Тяжело дыша, он повалился на тюки рядом с ней.
– Я люблю тебя, Даша!
– И я люблю тебя, Андрюша!
И отдышавшись, добавил:
– Ты продержись там без меня. Самое большее через месяц я буду там, с тобой. Я добьюсь этой командировки во что бы то ни стало. И буду с тобой. Ты мне веришь? – оперевшись на локоть, Андрей навис над лежащей Дашей, пристально глядя в её глаза.
– Верю, милый! И буду тебя очень ждать!!! – отвечала она, обнимая его за шею, но поцеловать его не успела, так как в коридоре неожиданно прозвучал звонкий девичий голос:
– Дашка! Через десять минут начмед всех в ординаторской собирает!!! Поторопись!!!
Они подскочили как ужаленные, весело чертыхаясь и смеясь.
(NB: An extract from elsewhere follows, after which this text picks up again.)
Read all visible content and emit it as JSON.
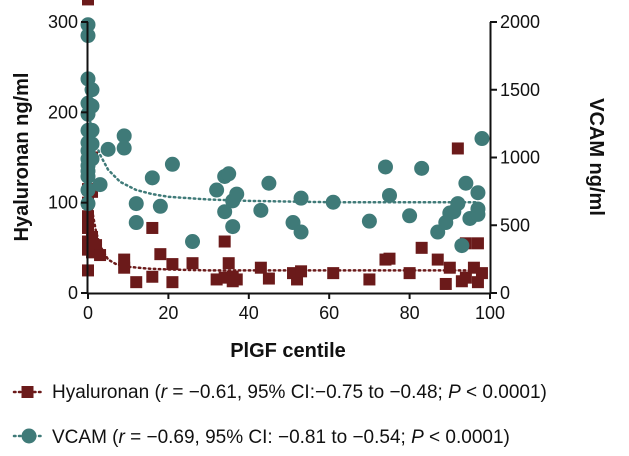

Через минуту они уже были одеты по всей форме одежды. Когда влюблённые подходили к лестнице, ведущей на этаж, Дарья произнесла:
– Я безумно рада, что ты приехал меня проводить! Подожди меня на улице. Очень хочу, чтобы ты помахал мне вслед!!! – и, поцеловав Андрей в губы, побежала вверх по лестнице.
Минин вышел на улицу. Солдаты, закончив погрузку имущества в КамАЗ, теперь курили, сгрудившись около урны, приспособленной из половины железной бочки. Санитарный автобус цвета хаки стоял подле здания санчасти, ожидая своих пассажиров. Андрей нервно закурил. Он испытывал странное чувство тревоги, которое дегтярной ложкой портило медовую бочку общего позитивного настроя.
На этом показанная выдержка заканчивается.